Today's mobile workforce has generated the awareness and subsequent need for mobile security like never before. As data growth increases, the requirements set forth in new laws and regulations also demand that organizations demonstrate due-care in protecting sensitive customer data.

Meanwhile, the ever-increasing amount of sensitive data continues to find its way onto laptops and adds additional threats to these devices. Because of these threats, organizations should follow a number of data protection and security best practices. Incorporating these top 5 practices can help any organization or individual protect sensitive information in order to mitigate the risk of regulatory and/or financial exposure, while keeping costs at a minimum.

    1. Passwords

      Passwords are the obvious first choice; but there are many ways to implement a password in order to protect a laptop. The first and most common choice is a power-on or BIOS password. This helps to prevent an attacker from simply powering on the device and gaining access to the operating system. However, it does not protect against an attacker from physically removing the hard drive and placing it in another laptop or external drive case to gain access to the information it contains.

      Other options for passwords can take the form of an encrypted partition, which also requires a password before any access to the system can be achieved. This is discussed more in-depth below. Also, depending on the operating system, non-Windows based laptops or laptops with dual operating systems have the option of implementing password protected boot loaders, such as GRUB, that allow you to implement passwords for specific partitions.

      Overall, keep in mind that passwords should NOT be simple to guess. Best practices (as well as many regulations such as FFIEC, FISMA, etc.) dictate the complexity requirements for what may be considered a"strong" password. As a general rule of thumb, passwords should not contain dictionary words, any part of your name, birth date, etc. and should be comprised of at least 10 alpha and numeric characters, along with several"special" characters (such as, ! @ # $ % &).

    2. Encryption

      Laptop encryption is one of the most important aspects of secure mobile computing. Specifically, it is important to encrypt not only confidential company related information, but also confidential customer information. There are many ways to circumvent passwords, operating system vulnerabilities or other aspects of system security. However, when the data the attackers are after isn't usable, this often mitigates many of the risks with mobile computing and data loss/theft.

      But, what options should a user or organization choose?

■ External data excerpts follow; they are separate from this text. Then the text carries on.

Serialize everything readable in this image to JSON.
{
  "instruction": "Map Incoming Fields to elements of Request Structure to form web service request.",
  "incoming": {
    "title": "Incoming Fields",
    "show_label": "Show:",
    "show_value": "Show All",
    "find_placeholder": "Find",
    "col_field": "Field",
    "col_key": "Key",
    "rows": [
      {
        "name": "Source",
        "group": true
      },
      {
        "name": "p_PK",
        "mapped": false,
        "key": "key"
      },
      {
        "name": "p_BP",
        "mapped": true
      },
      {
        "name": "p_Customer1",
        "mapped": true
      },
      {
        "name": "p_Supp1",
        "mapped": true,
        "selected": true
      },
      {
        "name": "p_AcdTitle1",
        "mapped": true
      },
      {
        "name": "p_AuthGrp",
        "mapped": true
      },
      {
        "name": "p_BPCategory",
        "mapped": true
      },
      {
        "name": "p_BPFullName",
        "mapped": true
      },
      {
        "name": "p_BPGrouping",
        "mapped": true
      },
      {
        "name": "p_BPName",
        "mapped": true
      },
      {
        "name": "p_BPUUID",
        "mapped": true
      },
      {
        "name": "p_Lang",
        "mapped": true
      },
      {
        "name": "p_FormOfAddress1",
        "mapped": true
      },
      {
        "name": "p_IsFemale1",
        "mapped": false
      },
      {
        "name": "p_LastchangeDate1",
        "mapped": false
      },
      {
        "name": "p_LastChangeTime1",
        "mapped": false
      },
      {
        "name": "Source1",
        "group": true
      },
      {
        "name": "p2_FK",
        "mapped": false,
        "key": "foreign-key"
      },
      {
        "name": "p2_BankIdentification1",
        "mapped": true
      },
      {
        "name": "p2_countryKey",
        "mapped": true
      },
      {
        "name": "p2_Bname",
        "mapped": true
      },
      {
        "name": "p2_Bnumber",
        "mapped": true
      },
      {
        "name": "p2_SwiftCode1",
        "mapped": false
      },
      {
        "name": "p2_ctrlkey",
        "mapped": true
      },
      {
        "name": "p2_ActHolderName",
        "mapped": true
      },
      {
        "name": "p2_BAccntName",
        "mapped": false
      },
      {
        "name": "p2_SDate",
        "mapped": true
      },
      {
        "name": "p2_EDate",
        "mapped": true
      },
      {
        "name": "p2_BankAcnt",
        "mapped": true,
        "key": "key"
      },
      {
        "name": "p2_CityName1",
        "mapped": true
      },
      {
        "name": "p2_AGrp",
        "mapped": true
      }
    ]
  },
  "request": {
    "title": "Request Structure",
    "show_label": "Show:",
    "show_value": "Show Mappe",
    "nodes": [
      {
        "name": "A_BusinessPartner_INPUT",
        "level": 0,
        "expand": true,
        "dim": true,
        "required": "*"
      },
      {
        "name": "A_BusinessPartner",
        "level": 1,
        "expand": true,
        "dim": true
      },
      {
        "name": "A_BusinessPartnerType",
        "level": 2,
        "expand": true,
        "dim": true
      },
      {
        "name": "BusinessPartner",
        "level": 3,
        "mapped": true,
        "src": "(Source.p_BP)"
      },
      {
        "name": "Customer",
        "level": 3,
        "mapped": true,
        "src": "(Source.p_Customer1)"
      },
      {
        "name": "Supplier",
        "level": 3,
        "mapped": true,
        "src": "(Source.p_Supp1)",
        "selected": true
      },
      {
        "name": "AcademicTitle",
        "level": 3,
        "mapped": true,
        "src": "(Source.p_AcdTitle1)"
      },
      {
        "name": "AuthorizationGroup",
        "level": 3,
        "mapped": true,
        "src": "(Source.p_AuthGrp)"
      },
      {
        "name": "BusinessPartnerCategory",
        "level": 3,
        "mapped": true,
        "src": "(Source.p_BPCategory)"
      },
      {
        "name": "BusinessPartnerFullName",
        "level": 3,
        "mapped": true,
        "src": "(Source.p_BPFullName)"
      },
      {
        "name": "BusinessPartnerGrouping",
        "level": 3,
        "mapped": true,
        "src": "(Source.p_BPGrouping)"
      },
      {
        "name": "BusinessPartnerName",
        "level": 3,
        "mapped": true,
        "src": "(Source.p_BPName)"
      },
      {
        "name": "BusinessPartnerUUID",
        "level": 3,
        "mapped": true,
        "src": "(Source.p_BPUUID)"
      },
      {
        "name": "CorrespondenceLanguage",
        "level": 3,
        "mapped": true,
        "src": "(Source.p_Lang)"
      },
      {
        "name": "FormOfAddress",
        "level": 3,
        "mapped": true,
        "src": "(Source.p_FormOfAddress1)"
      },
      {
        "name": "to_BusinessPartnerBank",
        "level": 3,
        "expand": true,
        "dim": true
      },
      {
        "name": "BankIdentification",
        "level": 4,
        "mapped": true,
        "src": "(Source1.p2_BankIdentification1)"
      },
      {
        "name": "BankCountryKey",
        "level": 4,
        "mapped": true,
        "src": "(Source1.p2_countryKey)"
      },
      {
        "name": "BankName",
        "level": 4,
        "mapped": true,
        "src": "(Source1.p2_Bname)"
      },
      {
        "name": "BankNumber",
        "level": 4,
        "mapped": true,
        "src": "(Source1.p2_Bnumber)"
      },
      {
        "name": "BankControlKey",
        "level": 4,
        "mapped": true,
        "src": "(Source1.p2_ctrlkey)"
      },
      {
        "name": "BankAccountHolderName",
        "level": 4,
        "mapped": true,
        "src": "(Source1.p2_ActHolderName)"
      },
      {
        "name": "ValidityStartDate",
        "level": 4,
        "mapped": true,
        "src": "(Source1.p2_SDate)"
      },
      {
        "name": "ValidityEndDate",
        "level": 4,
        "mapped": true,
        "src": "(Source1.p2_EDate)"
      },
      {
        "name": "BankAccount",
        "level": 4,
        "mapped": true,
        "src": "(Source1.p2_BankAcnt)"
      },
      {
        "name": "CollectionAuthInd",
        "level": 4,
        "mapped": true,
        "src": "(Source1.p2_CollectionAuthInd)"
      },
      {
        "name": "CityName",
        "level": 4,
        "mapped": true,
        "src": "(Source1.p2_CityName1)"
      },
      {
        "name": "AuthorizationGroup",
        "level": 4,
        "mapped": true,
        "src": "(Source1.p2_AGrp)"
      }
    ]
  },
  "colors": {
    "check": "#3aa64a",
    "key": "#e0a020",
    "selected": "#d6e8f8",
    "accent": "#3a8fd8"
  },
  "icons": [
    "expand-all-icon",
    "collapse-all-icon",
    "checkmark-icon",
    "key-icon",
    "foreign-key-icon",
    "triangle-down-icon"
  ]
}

There are several options available, depending on the type of encryption and functional requirements by the user or organization. It should also be stated that if you are intending to encrypt your hard drive, due care should be taken to understand exactly what encryption protects and does not protect.

      What does encryption protect?

      A general misconception around laptops and hard disk encryption is that it makes your laptop impenetrable; meaning no one can get to your data without the proper credentials. While it is true that if someone steals your powered off laptop and tries to boot it up to gain access to your data, it won't happen without the password to unlock the encryption. However, once you put in the password, the data is essentially unencrypted until you power off the system, and full disk encryption won't protect you from attackers who try to compromise your system over a network, such as the Internet or public Wi-Fi. Your laptop is still vulnerable to application exploits, misconfigurations or other vulnerabilities that would allow an attacker to access your system.

      Types of Encryption

      For data-at-rest, there are generally two types of encryption options for laptops:

      Whole Disk Encryption: As the name states, this type of encryption encrypts the entire partition on a hard drive. It generally requires a password, key and other method to"unlock" the system and continue the normal boot process. Once unlocked, everything is accessible by the user.

      Solutions that offer whole disk encryption:

      • Microsoft BitLocker
      • Sophos SafeGuard
      • Symantec EndPoint Encryption
      • Check Point Full Desk Encryption

      File or Container-Based Encryption: This type of encryption only encrypts individual files or creates a"container file" that must be manually mounted and is separate of the operating system. The container can then be closed at the user's discretion and remain inaccessible to an attacker, even in the event the entire system is compromised, either physically or over a network.

      Solutions that offer container-based encryption:

      • VeraCrypt
      • BestCrypt
      • PGP
      • AxCrypt

      There are pros and cons to each of these methods, and which one you should choose ultimately depends on the requirements and specific risks associated with the organization and/or user. 10-D Security recommends that these requirements are evaluated carefully and the overall solution selected is supported by a risk assessment, where feasible.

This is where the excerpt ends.